After His resurrection, Jesus and the Eleven were in Galilee when Jesus commanded baptism in His commission of the disciples:  “Therefore go and make disciples of all nations, baptizing them in the name of the Father and of the Son and of the Holy Spirit, and teaching them to obey everything I have commanded you” (Matt. 28:19-20).  Therefore, all evangelical churches that take Jesus’ words seriously baptize their people, but how it gets done is where the differences are.  Some (especially Lutheran, Episcopalian, Methodist, and Presbyterian churches) believe that all infants of believing parents ought to be baptized as they are part of the “covenant community” of God’s people.  Some baptize by immersion, others by the sprinkling of water; one group (the Greek Orthodox Church) baptizes their folks three times forward while naked!  Don’t worry; we’re not ever going to switch to that practice!
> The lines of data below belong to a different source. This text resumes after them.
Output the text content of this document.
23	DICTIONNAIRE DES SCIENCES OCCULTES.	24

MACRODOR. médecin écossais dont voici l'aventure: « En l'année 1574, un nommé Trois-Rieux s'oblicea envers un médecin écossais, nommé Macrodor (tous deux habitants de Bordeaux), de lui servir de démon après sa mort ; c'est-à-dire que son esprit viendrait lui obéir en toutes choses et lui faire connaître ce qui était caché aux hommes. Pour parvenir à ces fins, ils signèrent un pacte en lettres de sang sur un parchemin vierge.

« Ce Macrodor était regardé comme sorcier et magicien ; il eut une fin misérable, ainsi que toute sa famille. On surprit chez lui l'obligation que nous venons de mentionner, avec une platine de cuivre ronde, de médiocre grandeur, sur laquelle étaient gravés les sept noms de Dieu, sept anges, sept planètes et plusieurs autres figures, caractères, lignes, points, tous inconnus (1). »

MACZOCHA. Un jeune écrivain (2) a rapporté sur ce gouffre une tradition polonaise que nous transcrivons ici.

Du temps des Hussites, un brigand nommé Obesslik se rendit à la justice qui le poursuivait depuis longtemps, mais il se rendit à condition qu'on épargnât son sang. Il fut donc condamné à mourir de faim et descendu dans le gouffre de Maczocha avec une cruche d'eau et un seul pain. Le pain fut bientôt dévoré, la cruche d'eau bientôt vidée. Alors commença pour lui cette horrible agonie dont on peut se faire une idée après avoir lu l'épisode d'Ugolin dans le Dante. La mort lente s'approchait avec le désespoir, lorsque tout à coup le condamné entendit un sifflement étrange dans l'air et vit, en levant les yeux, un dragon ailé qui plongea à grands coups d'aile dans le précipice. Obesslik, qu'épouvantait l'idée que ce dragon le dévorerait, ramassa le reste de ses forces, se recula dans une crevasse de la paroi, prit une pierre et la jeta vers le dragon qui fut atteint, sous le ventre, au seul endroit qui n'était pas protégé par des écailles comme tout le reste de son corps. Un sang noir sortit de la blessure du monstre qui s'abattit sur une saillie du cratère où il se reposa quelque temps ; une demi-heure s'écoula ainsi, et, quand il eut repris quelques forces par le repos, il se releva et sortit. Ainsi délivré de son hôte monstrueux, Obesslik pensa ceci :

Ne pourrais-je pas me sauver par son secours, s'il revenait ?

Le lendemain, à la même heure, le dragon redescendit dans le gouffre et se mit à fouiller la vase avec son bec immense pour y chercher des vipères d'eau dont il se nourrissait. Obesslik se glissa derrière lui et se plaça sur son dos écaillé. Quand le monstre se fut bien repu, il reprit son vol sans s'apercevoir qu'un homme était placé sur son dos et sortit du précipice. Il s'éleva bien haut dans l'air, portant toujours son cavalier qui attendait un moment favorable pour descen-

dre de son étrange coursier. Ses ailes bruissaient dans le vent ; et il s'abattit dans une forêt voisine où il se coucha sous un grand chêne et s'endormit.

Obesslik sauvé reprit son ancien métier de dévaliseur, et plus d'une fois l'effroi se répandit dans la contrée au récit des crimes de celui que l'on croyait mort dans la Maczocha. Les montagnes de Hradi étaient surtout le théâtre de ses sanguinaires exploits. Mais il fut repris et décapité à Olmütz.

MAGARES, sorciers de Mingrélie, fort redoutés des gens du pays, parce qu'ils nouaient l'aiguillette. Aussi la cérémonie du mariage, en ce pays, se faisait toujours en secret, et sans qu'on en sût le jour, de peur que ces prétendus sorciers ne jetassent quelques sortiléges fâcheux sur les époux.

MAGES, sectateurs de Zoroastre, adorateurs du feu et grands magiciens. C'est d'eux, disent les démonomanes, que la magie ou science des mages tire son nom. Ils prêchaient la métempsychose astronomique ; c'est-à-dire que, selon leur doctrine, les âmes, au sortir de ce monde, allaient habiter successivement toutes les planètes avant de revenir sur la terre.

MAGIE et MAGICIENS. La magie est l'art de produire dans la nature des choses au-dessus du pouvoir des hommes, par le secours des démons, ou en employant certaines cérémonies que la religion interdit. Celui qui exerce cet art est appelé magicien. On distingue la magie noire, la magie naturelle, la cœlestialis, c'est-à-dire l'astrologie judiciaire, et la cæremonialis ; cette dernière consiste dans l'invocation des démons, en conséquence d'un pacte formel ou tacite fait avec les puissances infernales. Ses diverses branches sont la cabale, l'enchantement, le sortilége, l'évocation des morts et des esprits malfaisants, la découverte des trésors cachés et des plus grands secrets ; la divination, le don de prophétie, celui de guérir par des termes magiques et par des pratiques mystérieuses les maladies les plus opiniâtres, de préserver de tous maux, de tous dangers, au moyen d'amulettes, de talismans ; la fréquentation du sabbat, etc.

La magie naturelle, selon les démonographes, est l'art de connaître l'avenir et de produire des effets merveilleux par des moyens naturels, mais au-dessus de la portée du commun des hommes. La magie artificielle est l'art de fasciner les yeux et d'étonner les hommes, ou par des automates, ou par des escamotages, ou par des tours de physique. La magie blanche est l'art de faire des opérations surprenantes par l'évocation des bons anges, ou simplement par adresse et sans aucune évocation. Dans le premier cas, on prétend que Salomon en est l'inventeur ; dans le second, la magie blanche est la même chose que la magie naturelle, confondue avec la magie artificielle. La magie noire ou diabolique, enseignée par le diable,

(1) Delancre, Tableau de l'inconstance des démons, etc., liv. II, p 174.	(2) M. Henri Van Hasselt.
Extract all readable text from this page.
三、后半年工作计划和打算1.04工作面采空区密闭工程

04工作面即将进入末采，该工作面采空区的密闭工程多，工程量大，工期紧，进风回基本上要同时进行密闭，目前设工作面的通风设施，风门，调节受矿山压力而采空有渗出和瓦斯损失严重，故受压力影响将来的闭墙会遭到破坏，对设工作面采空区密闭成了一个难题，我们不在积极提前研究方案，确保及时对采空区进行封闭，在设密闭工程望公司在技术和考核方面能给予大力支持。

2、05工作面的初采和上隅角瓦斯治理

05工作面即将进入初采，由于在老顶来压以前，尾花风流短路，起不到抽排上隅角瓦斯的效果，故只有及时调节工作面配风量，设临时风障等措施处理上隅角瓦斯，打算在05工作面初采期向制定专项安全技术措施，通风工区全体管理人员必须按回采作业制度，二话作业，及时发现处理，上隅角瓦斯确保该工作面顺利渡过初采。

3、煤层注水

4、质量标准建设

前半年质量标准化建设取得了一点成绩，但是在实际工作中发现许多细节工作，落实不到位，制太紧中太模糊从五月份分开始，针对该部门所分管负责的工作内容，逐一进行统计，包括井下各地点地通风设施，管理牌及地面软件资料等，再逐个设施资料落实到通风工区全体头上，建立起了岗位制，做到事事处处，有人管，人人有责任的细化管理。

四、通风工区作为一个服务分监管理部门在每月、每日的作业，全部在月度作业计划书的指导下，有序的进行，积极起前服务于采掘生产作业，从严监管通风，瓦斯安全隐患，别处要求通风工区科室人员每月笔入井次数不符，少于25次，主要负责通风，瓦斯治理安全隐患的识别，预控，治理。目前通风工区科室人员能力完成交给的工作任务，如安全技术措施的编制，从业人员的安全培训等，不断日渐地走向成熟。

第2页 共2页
At Trail Fellowship, we immerse people in water after they have made a conscious decision to repent of their sin, trust in the finished work of Christ (His death and resurrection) and pledge love and loyalty to Jesus Christ as the risen Lord, their Savior (Rom. 10:9-10)!

We practice this mode of baptism for several reasons:

First, the Greek word βαπτίζω (baptizo) literally means to plunge, submerge or immerse.  This is the commonly recognized meaning of the term in ancient Greek literature, both inside and outside of the Bible.[1]

Second, the representation of our union in Christ’s death and resurrection is best expressed through immersion.  The Apostle Paul writes, “Don’t you know that all of us who were baptized into Christ Jesus were baptized into his death?   We were therefore buried with him through baptism into death in order that, just as Christ was raised from the dead through the glory of the Father, we too may live a new life” (Rom. 6:3-4).   As one theologian wrote, “One can hardly deny that baptism carried out as immersion—as it was in the West until well into the Middle Ages—showed what was represented in far more expressive fashion than did the affusion (pouring water on those getting baptized) which later became customary, especially when this affusion was reduced from a real wetting to a sprinkling and eventually in practice to a mere moistening with as little water as possible.”[2]

Lastly, we immerse people in water because the Scriptures suggest that baptism by immersion was the practice of the early church.  John the Baptizer baptized people at Aenon “because there was plenty of water (Jn. 3:23).  When Jesus was baptized by John he “came up out of the water” (Mark 1:10, emphasis added). In Philip’s encounter with the Ethiopian eunuch they went down into the water and came up out of the water (Acts 8:36-39).  In light of these considerations, immersion seems to be the most adequate and faithful mode of baptism.  While it’s not the only valid form of baptism, it is the mode which reflects the meaning of baptism the fullest, and therefore at Trail Christian Fellowship it’s the model we practice.

We must remember that baptism is more than a simple rite that believers undergo.  As a sacrament it is a symbol of something far bigger.  Baptism is a declaration of the gospel of Jesus Christ.  Being baptized in the name of the Father, the Son, and the Holy Spirit expresses our death to sin, burial of the old life, and resurrection to a new life in Christ Jesus!